Hope it's ok to reply to a post from a while ago, but I'm a big fan of office bands and found this in a search. Anyway I recently filmed a quick demo of how I usually use them (in a 2-1-1-1-1 "braid") since most of the talk online regards using chains.





.

I use "5 Star Office" #64 bands by the way, a high-latex band available in the UK.

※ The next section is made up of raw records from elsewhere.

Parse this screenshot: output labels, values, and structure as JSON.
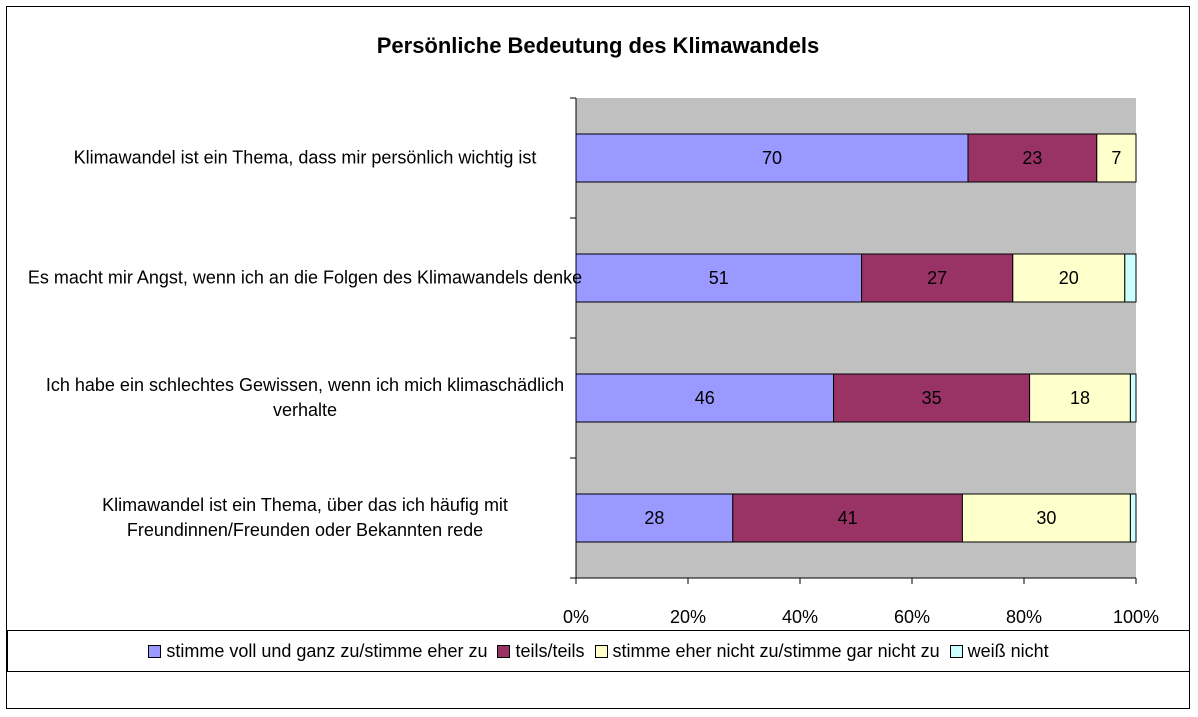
{
  "chart_data": {
    "type": "bar",
    "orientation": "horizontal",
    "stacked": true,
    "title": "Persönliche Bedeutung des Klimawandels",
    "categories": [
      "Klimawandel ist ein Thema, dass mir persönlich wichtig ist",
      "Es macht mir Angst, wenn ich an die Folgen des Klimawandels denke",
      "Ich habe ein schlechtes Gewissen, wenn ich mich klimaschädlich verhalte",
      "Klimawandel ist ein Thema, über das ich häufig mit Freundinnen/Freunden oder Bekannten rede"
    ],
    "series": [
      {
        "name": "stimme voll und ganz zu/stimme eher zu",
        "color": "#9999ff",
        "values": [
          70,
          51,
          46,
          28
        ]
      },
      {
        "name": "teils/teils",
        "color": "#993366",
        "values": [
          23,
          27,
          35,
          41
        ]
      },
      {
        "name": "stimme eher nicht zu/stimme gar nicht zu",
        "color": "#ffffcc",
        "values": [
          7,
          20,
          18,
          30
        ]
      },
      {
        "name": "weiß nicht",
        "color": "#ccffff",
        "values": [
          0,
          2,
          1,
          1
        ]
      }
    ],
    "xlim": [
      0,
      100
    ],
    "xticks": [
      {
        "value": 0,
        "label": "0%"
      },
      {
        "value": 20,
        "label": "20%"
      },
      {
        "value": 40,
        "label": "40%"
      },
      {
        "value": 60,
        "label": "60%"
      },
      {
        "value": 80,
        "label": "80%"
      },
      {
        "value": 100,
        "label": "100%"
      }
    ],
    "plot_background": "#c0c0c0"
  }
}
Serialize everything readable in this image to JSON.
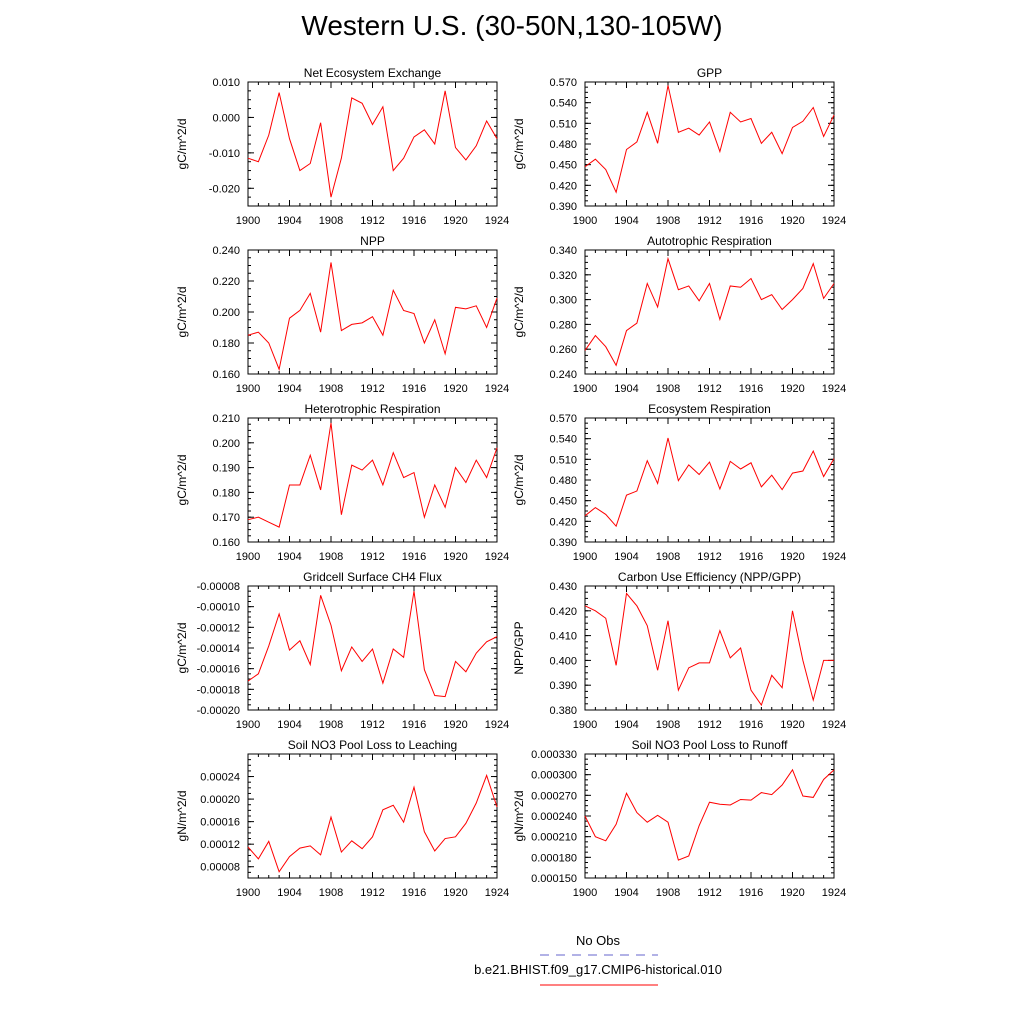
{
  "page": {
    "title": "Western U.S. (30-50N,130-105W)"
  },
  "legend": {
    "obs_label": "No Obs",
    "obs_color": "#6666cc",
    "model_label": "b.e21.BHIST.f09_g17.CMIP6-historical.010",
    "model_color": "#ff0000"
  },
  "chart_data": [
    {
      "type": "line",
      "title": "Net Ecosystem Exchange",
      "xlabel": "",
      "ylabel": "gC/m^2/d",
      "xlim": [
        1900,
        1924
      ],
      "ylim": [
        -0.025,
        0.01
      ],
      "xticks": [
        "1900",
        "1904",
        "1908",
        "1912",
        "1916",
        "1920",
        "1924"
      ],
      "yticks": [
        "0.010",
        "0.000",
        "-0.010",
        "-0.020"
      ],
      "ytick_values": [
        0.01,
        0.0,
        -0.01,
        -0.02
      ],
      "x": [
        1900,
        1901,
        1902,
        1903,
        1904,
        1905,
        1906,
        1907,
        1908,
        1909,
        1910,
        1911,
        1912,
        1913,
        1914,
        1915,
        1916,
        1917,
        1918,
        1919,
        1920,
        1921,
        1922,
        1923,
        1924
      ],
      "series": [
        {
          "name": "b.e21.BHIST.f09_g17.CMIP6-historical.010",
          "color": "#ff0000",
          "values": [
            -0.0115,
            -0.0125,
            -0.005,
            0.007,
            -0.006,
            -0.015,
            -0.013,
            -0.0015,
            -0.0225,
            -0.0115,
            0.0055,
            0.004,
            -0.002,
            0.003,
            -0.015,
            -0.0115,
            -0.0055,
            -0.0035,
            -0.0075,
            0.0075,
            -0.0085,
            -0.012,
            -0.008,
            -0.001,
            -0.006
          ]
        }
      ]
    },
    {
      "type": "line",
      "title": "GPP",
      "xlabel": "",
      "ylabel": "gC/m^2/d",
      "xlim": [
        1900,
        1924
      ],
      "ylim": [
        0.39,
        0.57
      ],
      "xticks": [
        "1900",
        "1904",
        "1908",
        "1912",
        "1916",
        "1920",
        "1924"
      ],
      "yticks": [
        "0.570",
        "0.540",
        "0.510",
        "0.480",
        "0.450",
        "0.420",
        "0.390"
      ],
      "ytick_values": [
        0.57,
        0.54,
        0.51,
        0.48,
        0.45,
        0.42,
        0.39
      ],
      "x": [
        1900,
        1901,
        1902,
        1903,
        1904,
        1905,
        1906,
        1907,
        1908,
        1909,
        1910,
        1911,
        1912,
        1913,
        1914,
        1915,
        1916,
        1917,
        1918,
        1919,
        1920,
        1921,
        1922,
        1923,
        1924
      ],
      "series": [
        {
          "name": "b.e21.BHIST.f09_g17.CMIP6-historical.010",
          "color": "#ff0000",
          "values": [
            0.447,
            0.458,
            0.443,
            0.41,
            0.472,
            0.483,
            0.526,
            0.481,
            0.565,
            0.497,
            0.503,
            0.493,
            0.512,
            0.469,
            0.526,
            0.512,
            0.517,
            0.481,
            0.497,
            0.466,
            0.504,
            0.513,
            0.533,
            0.491,
            0.522
          ]
        }
      ]
    },
    {
      "type": "line",
      "title": "NPP",
      "xlabel": "",
      "ylabel": "gC/m^2/d",
      "xlim": [
        1900,
        1924
      ],
      "ylim": [
        0.16,
        0.24
      ],
      "xticks": [
        "1900",
        "1904",
        "1908",
        "1912",
        "1916",
        "1920",
        "1924"
      ],
      "yticks": [
        "0.240",
        "0.220",
        "0.200",
        "0.180",
        "0.160"
      ],
      "ytick_values": [
        0.24,
        0.22,
        0.2,
        0.18,
        0.16
      ],
      "x": [
        1900,
        1901,
        1902,
        1903,
        1904,
        1905,
        1906,
        1907,
        1908,
        1909,
        1910,
        1911,
        1912,
        1913,
        1914,
        1915,
        1916,
        1917,
        1918,
        1919,
        1920,
        1921,
        1922,
        1923,
        1924
      ],
      "series": [
        {
          "name": "b.e21.BHIST.f09_g17.CMIP6-historical.010",
          "color": "#ff0000",
          "values": [
            0.185,
            0.187,
            0.18,
            0.163,
            0.196,
            0.201,
            0.212,
            0.187,
            0.232,
            0.188,
            0.192,
            0.193,
            0.197,
            0.185,
            0.214,
            0.201,
            0.199,
            0.18,
            0.195,
            0.173,
            0.203,
            0.202,
            0.204,
            0.19,
            0.209
          ]
        }
      ]
    },
    {
      "type": "line",
      "title": "Autotrophic Respiration",
      "xlabel": "",
      "ylabel": "gC/m^2/d",
      "xlim": [
        1900,
        1924
      ],
      "ylim": [
        0.24,
        0.34
      ],
      "xticks": [
        "1900",
        "1904",
        "1908",
        "1912",
        "1916",
        "1920",
        "1924"
      ],
      "yticks": [
        "0.340",
        "0.320",
        "0.300",
        "0.280",
        "0.260",
        "0.240"
      ],
      "ytick_values": [
        0.34,
        0.32,
        0.3,
        0.28,
        0.26,
        0.24
      ],
      "x": [
        1900,
        1901,
        1902,
        1903,
        1904,
        1905,
        1906,
        1907,
        1908,
        1909,
        1910,
        1911,
        1912,
        1913,
        1914,
        1915,
        1916,
        1917,
        1918,
        1919,
        1920,
        1921,
        1922,
        1923,
        1924
      ],
      "series": [
        {
          "name": "b.e21.BHIST.f09_g17.CMIP6-historical.010",
          "color": "#ff0000",
          "values": [
            0.259,
            0.271,
            0.262,
            0.247,
            0.275,
            0.281,
            0.313,
            0.294,
            0.333,
            0.308,
            0.311,
            0.299,
            0.313,
            0.284,
            0.311,
            0.31,
            0.317,
            0.3,
            0.304,
            0.292,
            0.3,
            0.309,
            0.329,
            0.301,
            0.313
          ]
        }
      ]
    },
    {
      "type": "line",
      "title": "Heterotrophic Respiration",
      "xlabel": "",
      "ylabel": "gC/m^2/d",
      "xlim": [
        1900,
        1924
      ],
      "ylim": [
        0.16,
        0.21
      ],
      "xticks": [
        "1900",
        "1904",
        "1908",
        "1912",
        "1916",
        "1920",
        "1924"
      ],
      "yticks": [
        "0.210",
        "0.200",
        "0.190",
        "0.180",
        "0.170",
        "0.160"
      ],
      "ytick_values": [
        0.21,
        0.2,
        0.19,
        0.18,
        0.17,
        0.16
      ],
      "x": [
        1900,
        1901,
        1902,
        1903,
        1904,
        1905,
        1906,
        1907,
        1908,
        1909,
        1910,
        1911,
        1912,
        1913,
        1914,
        1915,
        1916,
        1917,
        1918,
        1919,
        1920,
        1921,
        1922,
        1923,
        1924
      ],
      "series": [
        {
          "name": "b.e21.BHIST.f09_g17.CMIP6-historical.010",
          "color": "#ff0000",
          "values": [
            0.169,
            0.17,
            0.168,
            0.166,
            0.183,
            0.183,
            0.195,
            0.181,
            0.208,
            0.171,
            0.191,
            0.189,
            0.193,
            0.183,
            0.196,
            0.186,
            0.188,
            0.17,
            0.183,
            0.174,
            0.19,
            0.184,
            0.193,
            0.186,
            0.198
          ]
        }
      ]
    },
    {
      "type": "line",
      "title": "Ecosystem Respiration",
      "xlabel": "",
      "ylabel": "gC/m^2/d",
      "xlim": [
        1900,
        1924
      ],
      "ylim": [
        0.39,
        0.57
      ],
      "xticks": [
        "1900",
        "1904",
        "1908",
        "1912",
        "1916",
        "1920",
        "1924"
      ],
      "yticks": [
        "0.570",
        "0.540",
        "0.510",
        "0.480",
        "0.450",
        "0.420",
        "0.390"
      ],
      "ytick_values": [
        0.57,
        0.54,
        0.51,
        0.48,
        0.45,
        0.42,
        0.39
      ],
      "x": [
        1900,
        1901,
        1902,
        1903,
        1904,
        1905,
        1906,
        1907,
        1908,
        1909,
        1910,
        1911,
        1912,
        1913,
        1914,
        1915,
        1916,
        1917,
        1918,
        1919,
        1920,
        1921,
        1922,
        1923,
        1924
      ],
      "series": [
        {
          "name": "b.e21.BHIST.f09_g17.CMIP6-historical.010",
          "color": "#ff0000",
          "values": [
            0.428,
            0.44,
            0.43,
            0.413,
            0.458,
            0.464,
            0.508,
            0.475,
            0.541,
            0.479,
            0.502,
            0.488,
            0.506,
            0.467,
            0.507,
            0.496,
            0.505,
            0.47,
            0.487,
            0.466,
            0.49,
            0.493,
            0.522,
            0.485,
            0.511
          ]
        }
      ]
    },
    {
      "type": "line",
      "title": "Gridcell Surface CH4 Flux",
      "xlabel": "",
      "ylabel": "gC/m^2/d",
      "xlim": [
        1900,
        1924
      ],
      "ylim": [
        -0.0002,
        -8e-05
      ],
      "xticks": [
        "1900",
        "1904",
        "1908",
        "1912",
        "1916",
        "1920",
        "1924"
      ],
      "yticks": [
        "-0.00008",
        "-0.00010",
        "-0.00012",
        "-0.00014",
        "-0.00016",
        "-0.00018",
        "-0.00020"
      ],
      "ytick_values": [
        -8e-05,
        -0.0001,
        -0.00012,
        -0.00014,
        -0.00016,
        -0.00018,
        -0.0002
      ],
      "x": [
        1900,
        1901,
        1902,
        1903,
        1904,
        1905,
        1906,
        1907,
        1908,
        1909,
        1910,
        1911,
        1912,
        1913,
        1914,
        1915,
        1916,
        1917,
        1918,
        1919,
        1920,
        1921,
        1922,
        1923,
        1924
      ],
      "series": [
        {
          "name": "b.e21.BHIST.f09_g17.CMIP6-historical.010",
          "color": "#ff0000",
          "values": [
            -0.000172,
            -0.000165,
            -0.000138,
            -0.000107,
            -0.000142,
            -0.000133,
            -0.000156,
            -8.9e-05,
            -0.000118,
            -0.000162,
            -0.000139,
            -0.000153,
            -0.000141,
            -0.000174,
            -0.000141,
            -0.000149,
            -8.5e-05,
            -0.000161,
            -0.000186,
            -0.000187,
            -0.000153,
            -0.000163,
            -0.000145,
            -0.000134,
            -0.000129
          ]
        }
      ]
    },
    {
      "type": "line",
      "title": "Carbon Use Efficiency (NPP/GPP)",
      "xlabel": "",
      "ylabel": "NPP/GPP",
      "xlim": [
        1900,
        1924
      ],
      "ylim": [
        0.38,
        0.43
      ],
      "xticks": [
        "1900",
        "1904",
        "1908",
        "1912",
        "1916",
        "1920",
        "1924"
      ],
      "yticks": [
        "0.430",
        "0.420",
        "0.410",
        "0.400",
        "0.390",
        "0.380"
      ],
      "ytick_values": [
        0.43,
        0.42,
        0.41,
        0.4,
        0.39,
        0.38
      ],
      "x": [
        1900,
        1901,
        1902,
        1903,
        1904,
        1905,
        1906,
        1907,
        1908,
        1909,
        1910,
        1911,
        1912,
        1913,
        1914,
        1915,
        1916,
        1917,
        1918,
        1919,
        1920,
        1921,
        1922,
        1923,
        1924
      ],
      "series": [
        {
          "name": "b.e21.BHIST.f09_g17.CMIP6-historical.010",
          "color": "#ff0000",
          "values": [
            0.422,
            0.42,
            0.417,
            0.398,
            0.427,
            0.422,
            0.414,
            0.396,
            0.416,
            0.388,
            0.397,
            0.399,
            0.399,
            0.412,
            0.401,
            0.405,
            0.388,
            0.382,
            0.394,
            0.389,
            0.42,
            0.4,
            0.384,
            0.4,
            0.4
          ]
        }
      ]
    },
    {
      "type": "line",
      "title": "Soil NO3 Pool Loss to Leaching",
      "xlabel": "",
      "ylabel": "gN/m^2/d",
      "xlim": [
        1900,
        1924
      ],
      "ylim": [
        6e-05,
        0.00028
      ],
      "xticks": [
        "1900",
        "1904",
        "1908",
        "1912",
        "1916",
        "1920",
        "1924"
      ],
      "yticks": [
        "0.00024",
        "0.00020",
        "0.00016",
        "0.00012",
        "0.00008"
      ],
      "ytick_values": [
        0.00024,
        0.0002,
        0.00016,
        0.00012,
        8e-05
      ],
      "x": [
        1900,
        1901,
        1902,
        1903,
        1904,
        1905,
        1906,
        1907,
        1908,
        1909,
        1910,
        1911,
        1912,
        1913,
        1914,
        1915,
        1916,
        1917,
        1918,
        1919,
        1920,
        1921,
        1922,
        1923,
        1924
      ],
      "series": [
        {
          "name": "b.e21.BHIST.f09_g17.CMIP6-historical.010",
          "color": "#ff0000",
          "values": [
            0.000115,
            9.4e-05,
            0.000125,
            7.1e-05,
            9.8e-05,
            0.000113,
            0.000117,
            0.000101,
            0.000168,
            0.000106,
            0.000126,
            0.000112,
            0.000133,
            0.000181,
            0.000189,
            0.000159,
            0.000221,
            0.000142,
            0.000108,
            0.00013,
            0.000133,
            0.000157,
            0.000193,
            0.000242,
            0.000186
          ]
        }
      ]
    },
    {
      "type": "line",
      "title": "Soil NO3 Pool Loss to Runoff",
      "xlabel": "",
      "ylabel": "gN/m^2/d",
      "xlim": [
        1900,
        1924
      ],
      "ylim": [
        0.00015,
        0.00033
      ],
      "xticks": [
        "1900",
        "1904",
        "1908",
        "1912",
        "1916",
        "1920",
        "1924"
      ],
      "yticks": [
        "0.000330",
        "0.000300",
        "0.000270",
        "0.000240",
        "0.000210",
        "0.000180",
        "0.000150"
      ],
      "ytick_values": [
        0.00033,
        0.0003,
        0.00027,
        0.00024,
        0.00021,
        0.00018,
        0.00015
      ],
      "x": [
        1900,
        1901,
        1902,
        1903,
        1904,
        1905,
        1906,
        1907,
        1908,
        1909,
        1910,
        1911,
        1912,
        1913,
        1914,
        1915,
        1916,
        1917,
        1918,
        1919,
        1920,
        1921,
        1922,
        1923,
        1924
      ],
      "series": [
        {
          "name": "b.e21.BHIST.f09_g17.CMIP6-historical.010",
          "color": "#ff0000",
          "values": [
            0.00024,
            0.00021,
            0.000204,
            0.000228,
            0.000273,
            0.000245,
            0.000231,
            0.000241,
            0.000231,
            0.000176,
            0.000182,
            0.000226,
            0.00026,
            0.000257,
            0.000256,
            0.000264,
            0.000263,
            0.000274,
            0.000271,
            0.000285,
            0.000307,
            0.000269,
            0.000267,
            0.000293,
            0.000307
          ]
        }
      ]
    }
  ]
}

Excuse the "midlands monotone" accent :hmm:


----------



## Poiema

aerolith said:


> I'm a big fan of office bands and found this in a search. Anyway I recently filmed a quick demo of how I usually use them (in a *2-1-1-1-1* "braid") since most of the talk online regards using chains.
> 
> 
> 
> 
> 
> .
> 
> I use "*5 Star Office" #64* bands by the way, a high-latex band available in the UK.
> 
> Excuse the "midlands monotone" accent :hmm:


Excellent tutorial.

You should definitely consider including this #64 Braided Office Bands tutorial in the VIDEO section as well. There is a 'silent' video demo already posted. But I really like yours. The verbal instructions are more helpful I think. And I love your homemade bike seat slingshot. Very charming.


----------



## 1ftp

Ah, didn't know I could post there - I thought it was for threads to be moved to if they had a decent how-to.

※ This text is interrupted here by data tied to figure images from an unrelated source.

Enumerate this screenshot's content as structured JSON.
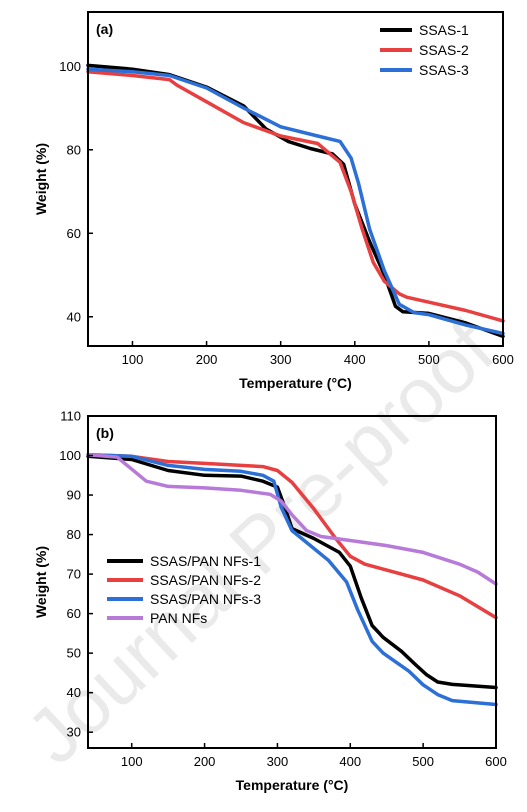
{
  "watermark": "Journal Pre-proof",
  "chart_data": [
    {
      "type": "line",
      "panel_label": "(a)",
      "xlabel": "Temperature (°C)",
      "ylabel": "Weight (%)",
      "xlim": [
        40,
        600
      ],
      "ylim": [
        33,
        113
      ],
      "xticks": [
        100,
        200,
        300,
        400,
        500,
        600
      ],
      "yticks": [
        40,
        60,
        80,
        100
      ],
      "legend": "top-right",
      "series": [
        {
          "name": "SSAS-1",
          "color": "#000000",
          "x": [
            40,
            100,
            150,
            200,
            250,
            280,
            310,
            340,
            370,
            385,
            400,
            420,
            440,
            455,
            465,
            500,
            550,
            600
          ],
          "y": [
            100.2,
            99.3,
            98,
            95,
            90.5,
            85,
            82,
            80.3,
            79,
            76.5,
            67,
            58,
            50,
            42.5,
            41.2,
            40.8,
            38.5,
            35.3
          ]
        },
        {
          "name": "SSAS-2",
          "color": "#e84040",
          "x": [
            40,
            100,
            150,
            160,
            200,
            250,
            300,
            350,
            380,
            395,
            410,
            425,
            440,
            460,
            470,
            500,
            550,
            600
          ],
          "y": [
            98.7,
            97.8,
            96.8,
            95.5,
            91.5,
            86.5,
            83.3,
            81.5,
            77,
            70,
            61,
            53,
            48.5,
            45.5,
            44.7,
            43.5,
            41.5,
            39
          ]
        },
        {
          "name": "SSAS-3",
          "color": "#2c6fd6",
          "x": [
            40,
            100,
            150,
            200,
            250,
            300,
            350,
            380,
            395,
            405,
            420,
            440,
            460,
            480,
            500,
            550,
            600
          ],
          "y": [
            99.3,
            98.7,
            97.8,
            94.8,
            90,
            85.5,
            83.3,
            82,
            78,
            72,
            61,
            51,
            43,
            41,
            40.5,
            38,
            36
          ]
        }
      ]
    },
    {
      "type": "line",
      "panel_label": "(b)",
      "xlabel": "Temperature (°C)",
      "ylabel": "Weight (%)",
      "xlim": [
        40,
        600
      ],
      "ylim": [
        26,
        110
      ],
      "xticks": [
        100,
        200,
        300,
        400,
        500,
        600
      ],
      "yticks": [
        30,
        40,
        50,
        60,
        70,
        80,
        90,
        100,
        110
      ],
      "legend": "middle-left",
      "series": [
        {
          "name": "SSAS/PAN NFs-1",
          "color": "#000000",
          "x": [
            40,
            100,
            150,
            200,
            250,
            280,
            300,
            310,
            320,
            350,
            385,
            400,
            415,
            430,
            445,
            470,
            490,
            505,
            520,
            540,
            600
          ],
          "y": [
            99.8,
            99,
            96.2,
            95,
            94.8,
            93.5,
            92,
            87,
            81.5,
            79,
            75.5,
            72,
            64,
            57,
            54,
            50.5,
            47,
            44.5,
            42.7,
            42.1,
            41.3
          ]
        },
        {
          "name": "SSAS/PAN NFs-2",
          "color": "#e84040",
          "x": [
            40,
            100,
            150,
            200,
            250,
            280,
            300,
            320,
            350,
            380,
            400,
            420,
            450,
            500,
            550,
            600
          ],
          "y": [
            100.2,
            99.8,
            98.5,
            98,
            97.5,
            97.2,
            96.2,
            93.2,
            86.5,
            79,
            74.5,
            72.5,
            71,
            68.5,
            64.5,
            59
          ]
        },
        {
          "name": "SSAS/PAN NFs-3",
          "color": "#2c6fd6",
          "x": [
            40,
            100,
            150,
            200,
            250,
            280,
            295,
            305,
            320,
            340,
            370,
            395,
            410,
            430,
            445,
            480,
            500,
            520,
            540,
            600
          ],
          "y": [
            100.2,
            99.8,
            97.5,
            96.5,
            96,
            95,
            93.5,
            87,
            81,
            78,
            73.5,
            68,
            61,
            53,
            50,
            45.5,
            42,
            39.5,
            38,
            37
          ]
        },
        {
          "name": "PAN NFs",
          "color": "#b77ad8",
          "x": [
            40,
            80,
            120,
            150,
            200,
            250,
            290,
            305,
            320,
            340,
            360,
            400,
            450,
            500,
            550,
            575,
            600
          ],
          "y": [
            100.2,
            99.6,
            93.5,
            92.2,
            91.8,
            91.2,
            90.2,
            88.5,
            85,
            81,
            79.5,
            78.5,
            77.2,
            75.5,
            72.5,
            70.5,
            67.5
          ]
        }
      ]
    }
  ]
}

Thanks for the kind comments - I can't take credit for the bike-seat frame, a buddy of mine sent it over for me to try and I get on with it really well.


----------



## D.Nelson

Do check out rubberbandguns #32 red rubber bands. Charles did some tests on it, and it is pretty darn good.


----------



## 1ftp

I would really love to give them a try but sadly they're hard to come by over here (UK). I may fry 5-Star #32 and see how they go. I've only experimented with #64 as far as office bands go, but I'm keen to try smaller braided bands - maybe in a taper 5-4-3-2 or similar


----------



## D.Nelson

I'm using cheapo #32s right now. Good performance in a 22111 braid using .38 lead. I like em.


----------



## D.Nelson

I also like the skinny rubber bands in contrast to those huge #64s. So much easier to work with. Looks better to me as well.


----------



## 1ftp

The smaller thinner bands do look smart in a braid. I'd be interested to see chrony/impact results of #32 braided and #64 braided, just for comparison. I think the 64 hits hard enough, but wonder if more, smaller bands would heave the ammo a bit faster. Maybe it could deal with heavier ammo too.


----------



## DogBox

There might also be some info in the Slingshot Bands and Tubes section I think...?


----------



## DogBox

Aerolith..."..excuse the Midlands monotone accent.".... classic! man, classic!


----------



## jdoge1408

Thanks everyone I ended up braiding office bands together, not lethal but works pretty well


----------



## Fletch

I band my "scouts" with red clay #32s in a 3-3-2-2-2-2 configuration. It "feels" like it snaps out quickly as compared to the longer, ever accelerating, flat band feel. I run gypsy tabs with them and that is pretty much my main setup. Very quiet.....


----------



## Chuck Daehler

If it's not hard hitting speed you are after, just havin' a little fun and getting some practice on form, really, whatever works, works. The large wide office supply rubber bands are what I used as a kid and still do. (Alliance Sterlings)...pic linked out of my wife's album...
http://slingshotforum.com/gallery/image/23416-sterling-band-box/

http://slingshotforum.com/gallery/image/23414-sterling-bands/ 72 bands $10 Walmart, USA, ordered and mailed to USA destination. Economical, contain some latex, pretty good, already cut to width, you cut to length, long enough for a half maybe 2/3 butter fly stance.


----------